Udo carried a long, paper-wrapped package under one arm. The girl had a canvas bag over her shoulder. “Hello, mister,” she said. “You look a little stupid. Are you?” She grinned. “Just kidding.” Her teeth were mottled with blue, like a jay’s egg.

“The name’s Moldenke. I’m painfully shy, but not stupid.”

“You a new arrival?” Udo asked.

“Just now checked in. Got my uniform, my pass card, my maps, but no coat.”

“You’ll freeze,” Udo said. “Cold spells around here come up quick and hard.”

“They said I might get a coat in about a month. The shortage should be over soon.”

“Don’t bother. They just say that. You’ll never get one.”

“The scrapple is good here,” Salmonella said. “I really, really like it.”

“They make it with pigeon, you know,” Udo said.

“Whatever it is, I like it.”

In the alleyway, outside the back door of the deli, a kitchen worker dipped pigeons into hot water to loosen the feathers for plucking then dressed the birds and tossed them into a bucket.

Udo shrugged. “Moldenke…you want to kill a jelly or two?”

“I’ve never tried it.”

“It’s a sublime experience. They’re out there by the Old Reactor like herds of wildebeests. I pop them all the time.” Udo hooked a thumb behind his canvas belt. “Didn’t they tell you? You get time off for every ear valve you bring in. They got a valve return office in Point Blast.”

“No, they didn’t tell me that. And it wasn’t in the brochures either.”

“Well, let
me
tell you. Cutting off those valves is pretty disgusting. The stuff that squirts out’ll make you gag. It’s got cadaverine in it, and it smells like a dead body.”

For Moldenke, the idea of killing jellies and cutting off their valves wholesale seemed a little distasteful. Besides, his sentence was indeterminate. How could he shave time from that?

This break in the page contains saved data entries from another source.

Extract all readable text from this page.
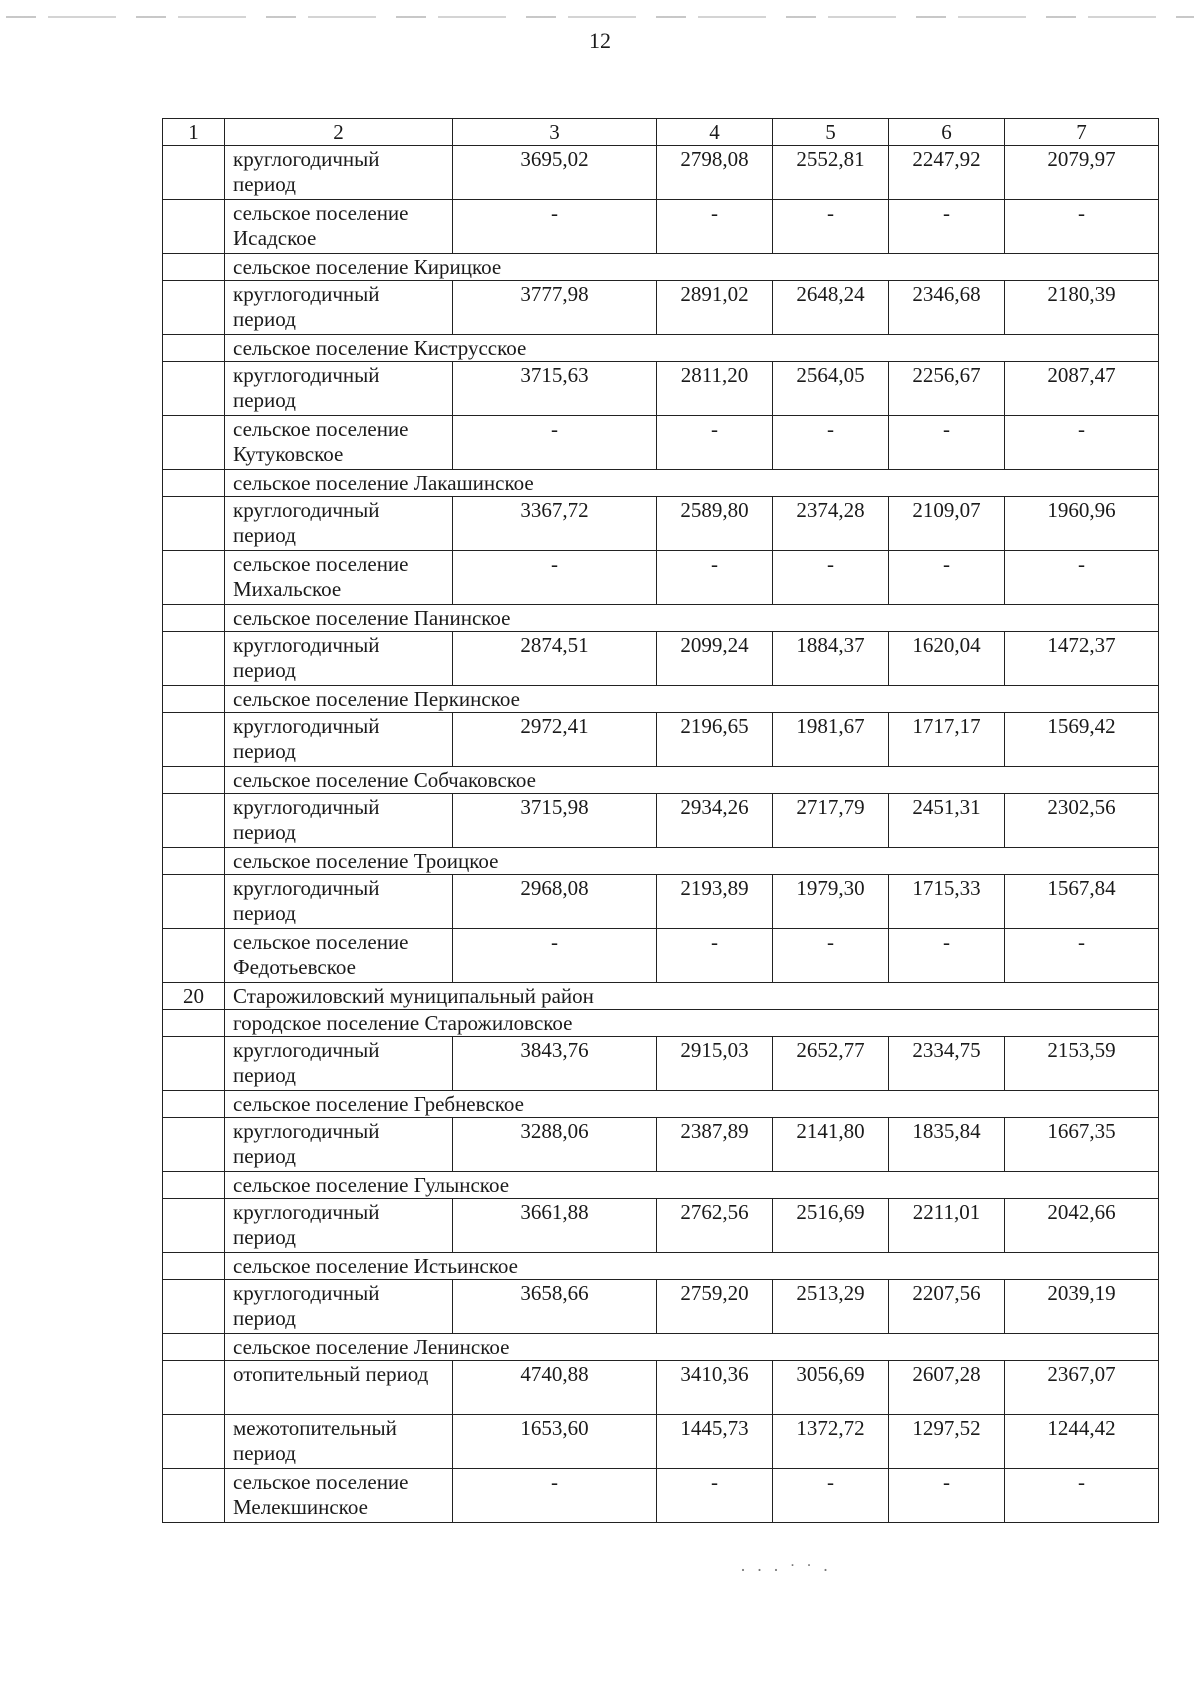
12
1	2	3	4	5	6	7
	круглогодичный период	3695,02	2798,08	2552,81	2247,92	2079,97
	сельское поселение Исадское	-	-	-	-	-
	сельское поселение Кирицкое					
	круглогодичный период	3777,98	2891,02	2648,24	2346,68	2180,39
	сельское поселение Киструсское					
	круглогодичный период	3715,63	2811,20	2564,05	2256,67	2087,47
	сельское поселение Кутуковское	-	-	-	-	-
	сельское поселение Лакашинское					
	круглогодичный период	3367,72	2589,80	2374,28	2109,07	1960,96
	сельское поселение Михальское	-	-	-	-	-
	сельское поселение Панинское					
	круглогодичный период	2874,51	2099,24	1884,37	1620,04	1472,37
	сельское поселение Перкинское					
	круглогодичный период	2972,41	2196,65	1981,67	1717,17	1569,42
	сельское поселение Собчаковское					
	круглогодичный период	3715,98	2934,26	2717,79	2451,31	2302,56
	сельское поселение Троицкое					
	круглогодичный период	2968,08	2193,89	1979,30	1715,33	1567,84
	сельское поселение Федотьевское	-	-	-	-	-
20	Старожиловский муниципальный район					
	городское поселение Старожиловское					
	круглогодичный период	3843,76	2915,03	2652,77	2334,75	2153,59
	сельское поселение Гребневское					
	круглогодичный период	3288,06	2387,89	2141,80	1835,84	1667,35
	сельское поселение Гулынское					
	круглогодичный период	3661,88	2762,56	2516,69	2211,01	2042,66
	сельское поселение Истьинское					
	круглогодичный период	3658,66	2759,20	2513,29	2207,56	2039,19
	сельское поселение Ленинское					
	отопительный период	4740,88	3410,36	3056,69	2607,28	2367,07
	межотопительный период	1653,60	1445,73	1372,72	1297,52	1244,42
	сельское поселение Мелекшинское	-	-	-	-	-
· · · ˙ ˙ ·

“He’s my daddy, but I don’t love him for the way he loves killing jellies,” Salmonella said. “It makes me sick.”

Udo raised his open hand. “I’ll slap you if you don’t shut down that tongue of yours.”

Salmonella folded her arms and looked away.

When Saposcat’s doors finally opened, the three new acquaintances were seated at a booth. Udo’s tightly wrapped package rested beside him.

A waitress took orders.

Moldenke said, “The mud fish, please.”

Salmonella ordered scrapple with a side of fried kerd and a glass of green soda.

Udo waived the waitress off. “A bowl of meal, that’s all.”

Moldenke said, “I’m told new arrivals can get a streetcar outside that goes to the downtown, to the west side. I think I’ll catch it. That’s where I’ll be going. It’s the address they gave me at relocation.”

Udo shook his head. “You’ll wait all day. I’ve got my motor parked around the corner.” He indicated the wrapped package. “We came here to get a new water tube for it, shipped in from Bunkerville. We’re driving back to Altobello. You want to ride with us?”